Thursday, December 26, 2024

 

Report: USS Gettysburg Nearly Shot Down a Second Friendly Fighter Jet

An F/A-18 equipped for a tanking role refills a second F/A-18 (USN file image)
An F/A-18 equipped for a tanking mission refills a second F/A-18 (USN file image)

Published Dec 25, 2024 3:02 PM by The Maritime Executive

 

 

Early Sunday morning, a U.S. Navy cruiser accidentally shot down a U.S. Navy fighter jet over the Red Sea, forcing the two pilots to eject. The Navy confirmed the incident on the 22nd, but two days later, Fox News reported a previously undisclosed detail: a second missile narrowly missed hitting a second fighter. 
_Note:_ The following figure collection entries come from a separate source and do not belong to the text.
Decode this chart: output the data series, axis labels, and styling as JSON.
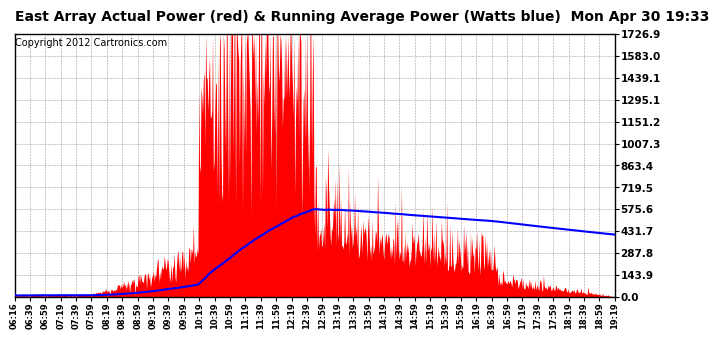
{
  "title": "East Array Actual Power (red) & Running Average Power (Watts blue)  Mon Apr 30 19:33",
  "copyright": "Copyright 2012 Cartronics.com",
  "ymin": 0.0,
  "ymax": 1726.9,
  "yticks": [
    0.0,
    143.9,
    287.8,
    431.7,
    575.6,
    719.5,
    863.4,
    1007.3,
    1151.2,
    1295.1,
    1439.1,
    1583.0,
    1726.9
  ],
  "background_color": "#ffffff",
  "plot_bg_color": "#ffffff",
  "grid_color": "#888888",
  "actual_color": "#ff0000",
  "avg_color": "#0000ff",
  "title_fontsize": 10,
  "copyright_fontsize": 7,
  "xtick_labels": [
    "06:16",
    "06:39",
    "06:59",
    "07:19",
    "07:39",
    "07:59",
    "08:19",
    "08:39",
    "08:59",
    "09:19",
    "09:39",
    "09:59",
    "10:19",
    "10:39",
    "10:59",
    "11:19",
    "11:39",
    "11:59",
    "12:19",
    "12:39",
    "12:59",
    "13:19",
    "13:39",
    "13:59",
    "14:19",
    "14:39",
    "14:59",
    "15:19",
    "15:39",
    "15:59",
    "16:19",
    "16:39",
    "16:59",
    "17:19",
    "17:39",
    "17:59",
    "18:19",
    "18:39",
    "18:59",
    "19:19"
  ]
}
"It was a tanker crew [an F/A-18 fitted for in-flight refueling] returning to land on the carrier about 10 miles out," an undisclosed source told Fox. The aircraft was returning from a refueling mission in support of strike fighters operating over Yemen. 

"[The pilots] recognized the missile was guiding and punched out about 3 seconds before the missile hit the jet," the source said. The pilots safely ejected and were retrieved, though one had minor injuries. 

The second jet was also lining up to land and was several miles behind. The second missile narrowly missed it by as little as 100 feet, the source said; the Navy is investigating whether its guidance system had been shut off, and whether it was targeted at the second jet, according to Fox. 

The Navy's initial report suggested that a single F/A-18 was involved in the incident, and that it had been "flying off the USS Harry S. Truman." The source told Fox that this was incorrect, and that two jets had been lining up for landing onto the USS Harry S. Truman.  

The Navy confirmed that the USS Gettysburg - the carrier strike group's cruiser - was responsible for the missile launch. 

The friendly-fire incident occurred after a UAV and missile barrage launched by Yemen's Houthi rebels, according to U.S. Central Command - a possible contributing factor in the misidentification of the incoming F/A-18s as an incoming threat. Air defense watchstanders in the tight confines of the Red Sea operating area have seconds to decide whether to launch countermeasures against Houthi antiship missiles.